Later, several activists, like Chengdu-based Huang Qi, who was trying to help parents of the dead children get answers from the government about things like building standards, were arrested. In Huang's case, the government said in June of 2008 that he had two "illegal government" documents in his possession and threw him in jail. He is there to this day.

Skewed economic realities

Last year, China surpassed Japan to become the second-largest economy in the world. Beijing's cheerleaders abroad -- including the pom-pom girls in some corners of the Western pundit class and academia, the kind of people who get weak in the knees at stories about China's high speed rail network -- did cartwheels and penned odes to the wondrous "China Model." "Brush up on your Chinese," began a story in the New York Daily News.

Spare me. Yes, China has managed to keep growing as much of the rest of the world suffered economically over the last three years. And Japan, of course, has been written off since the end of the 90s. It's dead, stagnant, yesterday's news. (Never mind that the company that assembles Apple's (AAPL, Fortune 500) products in China -- Foxconn -- feared production delays because it apparently had trouble getting some of the parts it puts together after the Tohoku quake in March. Why? Because some of those parts are made in poor, pathetic, downtrodden Japan. Ditto for the global auto industry.)

There is an economic reality that is not captured by GDP statistics, but is best captured by the phrase "the depth of wealth." It's when a country becomes rich enough that the wealth seeps into every corner of it, both in ways that can be measured using national accounts data, but also in ways that cannot be.

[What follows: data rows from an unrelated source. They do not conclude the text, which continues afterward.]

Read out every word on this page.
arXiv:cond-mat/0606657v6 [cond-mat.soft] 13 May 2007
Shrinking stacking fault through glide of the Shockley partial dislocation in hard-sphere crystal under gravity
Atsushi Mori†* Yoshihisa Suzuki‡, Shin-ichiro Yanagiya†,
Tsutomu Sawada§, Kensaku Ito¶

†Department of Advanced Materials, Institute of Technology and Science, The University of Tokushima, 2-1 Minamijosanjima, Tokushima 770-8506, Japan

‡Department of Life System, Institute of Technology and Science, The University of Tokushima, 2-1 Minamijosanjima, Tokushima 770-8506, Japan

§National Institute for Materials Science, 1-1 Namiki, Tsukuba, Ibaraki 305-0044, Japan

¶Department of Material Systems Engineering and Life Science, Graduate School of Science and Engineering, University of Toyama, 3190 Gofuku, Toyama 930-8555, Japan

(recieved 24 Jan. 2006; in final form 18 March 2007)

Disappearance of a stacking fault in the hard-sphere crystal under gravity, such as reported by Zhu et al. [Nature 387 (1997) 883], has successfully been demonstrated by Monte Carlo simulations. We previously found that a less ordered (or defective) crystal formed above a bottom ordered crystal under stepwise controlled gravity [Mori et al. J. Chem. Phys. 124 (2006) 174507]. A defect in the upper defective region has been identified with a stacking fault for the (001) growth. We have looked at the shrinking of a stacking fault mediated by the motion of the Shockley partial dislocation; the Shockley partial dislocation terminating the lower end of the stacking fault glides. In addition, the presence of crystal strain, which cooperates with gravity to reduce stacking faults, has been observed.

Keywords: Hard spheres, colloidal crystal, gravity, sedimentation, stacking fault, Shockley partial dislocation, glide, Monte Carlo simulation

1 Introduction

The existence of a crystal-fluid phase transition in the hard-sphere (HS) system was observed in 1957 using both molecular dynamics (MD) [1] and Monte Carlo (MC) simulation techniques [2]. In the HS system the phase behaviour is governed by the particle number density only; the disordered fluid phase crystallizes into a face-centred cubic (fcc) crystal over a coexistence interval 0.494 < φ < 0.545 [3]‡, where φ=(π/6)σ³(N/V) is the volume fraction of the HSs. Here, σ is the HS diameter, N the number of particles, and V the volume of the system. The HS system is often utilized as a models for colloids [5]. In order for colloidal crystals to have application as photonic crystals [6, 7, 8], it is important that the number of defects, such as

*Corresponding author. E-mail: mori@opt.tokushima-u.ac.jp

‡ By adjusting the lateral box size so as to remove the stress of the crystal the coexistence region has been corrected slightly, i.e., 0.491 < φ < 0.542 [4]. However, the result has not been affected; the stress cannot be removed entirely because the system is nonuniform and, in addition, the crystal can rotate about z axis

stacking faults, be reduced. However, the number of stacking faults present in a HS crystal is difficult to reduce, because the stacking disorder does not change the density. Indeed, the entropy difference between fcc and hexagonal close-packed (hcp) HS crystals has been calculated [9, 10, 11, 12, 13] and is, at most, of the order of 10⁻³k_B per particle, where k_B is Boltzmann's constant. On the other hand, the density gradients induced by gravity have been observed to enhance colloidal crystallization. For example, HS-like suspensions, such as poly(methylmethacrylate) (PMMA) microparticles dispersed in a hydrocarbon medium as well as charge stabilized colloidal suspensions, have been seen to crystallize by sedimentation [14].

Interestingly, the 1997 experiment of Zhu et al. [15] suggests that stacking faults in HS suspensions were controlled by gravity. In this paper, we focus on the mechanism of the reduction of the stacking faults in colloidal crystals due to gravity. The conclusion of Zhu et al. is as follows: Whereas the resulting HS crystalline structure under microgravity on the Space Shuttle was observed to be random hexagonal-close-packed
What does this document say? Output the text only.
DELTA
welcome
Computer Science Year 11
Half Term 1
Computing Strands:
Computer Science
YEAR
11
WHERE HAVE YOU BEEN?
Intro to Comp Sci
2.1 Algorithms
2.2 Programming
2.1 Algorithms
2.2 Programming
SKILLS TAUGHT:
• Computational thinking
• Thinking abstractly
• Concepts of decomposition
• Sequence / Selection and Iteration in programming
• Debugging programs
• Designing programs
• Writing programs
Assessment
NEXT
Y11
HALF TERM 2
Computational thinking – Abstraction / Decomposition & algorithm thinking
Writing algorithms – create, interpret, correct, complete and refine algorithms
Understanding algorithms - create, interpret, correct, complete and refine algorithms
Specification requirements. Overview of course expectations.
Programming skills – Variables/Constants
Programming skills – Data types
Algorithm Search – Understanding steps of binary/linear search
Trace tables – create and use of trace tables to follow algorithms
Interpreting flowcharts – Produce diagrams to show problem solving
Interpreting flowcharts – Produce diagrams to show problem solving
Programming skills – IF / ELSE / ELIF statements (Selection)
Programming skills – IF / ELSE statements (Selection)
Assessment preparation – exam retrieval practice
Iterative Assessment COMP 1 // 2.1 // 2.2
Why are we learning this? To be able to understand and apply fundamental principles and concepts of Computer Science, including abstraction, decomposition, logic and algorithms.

In Arahama, the only significant building besides the elementary school left standing after the tsunami was a nursing home. In Japan, buildings like schools and nursing homes are -- by regulations that are actually enforced -- built to higher standards than other commercial buildings. In China, the parents of the kids killed in Dujiangyan and so many other places never got good answers as to why their schools collapsed. And Huang Qi, along with others, sits in jail still, just for trying to help them ask the right questions. (He is to be released this June.)

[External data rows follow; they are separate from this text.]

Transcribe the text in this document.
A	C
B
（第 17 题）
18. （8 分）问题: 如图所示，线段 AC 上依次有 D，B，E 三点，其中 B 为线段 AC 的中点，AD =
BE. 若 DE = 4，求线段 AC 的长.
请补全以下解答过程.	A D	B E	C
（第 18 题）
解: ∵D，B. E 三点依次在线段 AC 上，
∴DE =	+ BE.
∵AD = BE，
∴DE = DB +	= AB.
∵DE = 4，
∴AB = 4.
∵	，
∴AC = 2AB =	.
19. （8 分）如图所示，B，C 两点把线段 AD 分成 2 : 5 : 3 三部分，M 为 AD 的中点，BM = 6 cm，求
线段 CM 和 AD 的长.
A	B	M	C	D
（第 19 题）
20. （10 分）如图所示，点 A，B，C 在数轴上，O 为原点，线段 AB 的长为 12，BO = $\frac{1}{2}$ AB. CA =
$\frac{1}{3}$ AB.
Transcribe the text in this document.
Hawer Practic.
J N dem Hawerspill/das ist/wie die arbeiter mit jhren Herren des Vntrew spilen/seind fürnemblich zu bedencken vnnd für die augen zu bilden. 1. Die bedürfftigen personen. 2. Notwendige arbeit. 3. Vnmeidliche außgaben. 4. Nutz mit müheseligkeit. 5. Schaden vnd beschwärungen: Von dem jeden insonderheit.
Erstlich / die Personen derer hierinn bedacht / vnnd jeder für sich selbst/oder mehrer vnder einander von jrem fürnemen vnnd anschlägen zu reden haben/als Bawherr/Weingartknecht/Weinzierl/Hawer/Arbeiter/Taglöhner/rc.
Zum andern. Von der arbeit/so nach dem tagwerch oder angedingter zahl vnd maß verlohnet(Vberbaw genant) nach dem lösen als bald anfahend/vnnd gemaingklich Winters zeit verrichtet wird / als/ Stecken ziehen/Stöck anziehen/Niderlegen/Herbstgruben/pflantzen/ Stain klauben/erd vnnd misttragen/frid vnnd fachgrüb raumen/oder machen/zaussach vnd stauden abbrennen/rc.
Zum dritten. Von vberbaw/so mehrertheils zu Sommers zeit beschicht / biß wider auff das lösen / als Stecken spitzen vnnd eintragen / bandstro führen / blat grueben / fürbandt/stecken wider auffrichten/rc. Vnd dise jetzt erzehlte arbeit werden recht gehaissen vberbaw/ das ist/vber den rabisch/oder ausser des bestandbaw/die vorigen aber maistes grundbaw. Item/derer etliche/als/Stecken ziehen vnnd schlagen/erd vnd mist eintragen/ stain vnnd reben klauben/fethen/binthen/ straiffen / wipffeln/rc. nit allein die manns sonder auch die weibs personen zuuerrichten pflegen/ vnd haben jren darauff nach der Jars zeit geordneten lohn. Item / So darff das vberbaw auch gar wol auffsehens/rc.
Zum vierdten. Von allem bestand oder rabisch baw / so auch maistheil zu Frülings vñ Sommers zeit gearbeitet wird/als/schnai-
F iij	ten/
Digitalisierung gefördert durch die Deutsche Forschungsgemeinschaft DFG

China's GDP, true enough, is growing all the time. But make no mistake, China is still a very poor country -- and Japan a very rich one. This is true in obvious ways (like GDP per capita) but in not so obvious ways, too. The new school year at Yamashita Junior High starts on April 25 -- the remaining evacuees have been moved next door into the gym and kendo hall. In October of 2008, the Chinese government said that 2,000 engineers had fanned out across the Sichuan quake zone to study what had happened at the "tofu schools." It conceded the engineers had found instances of "bad urban planning and unenforced building codes." We still don't know how many children, precisely, were killed in those schools.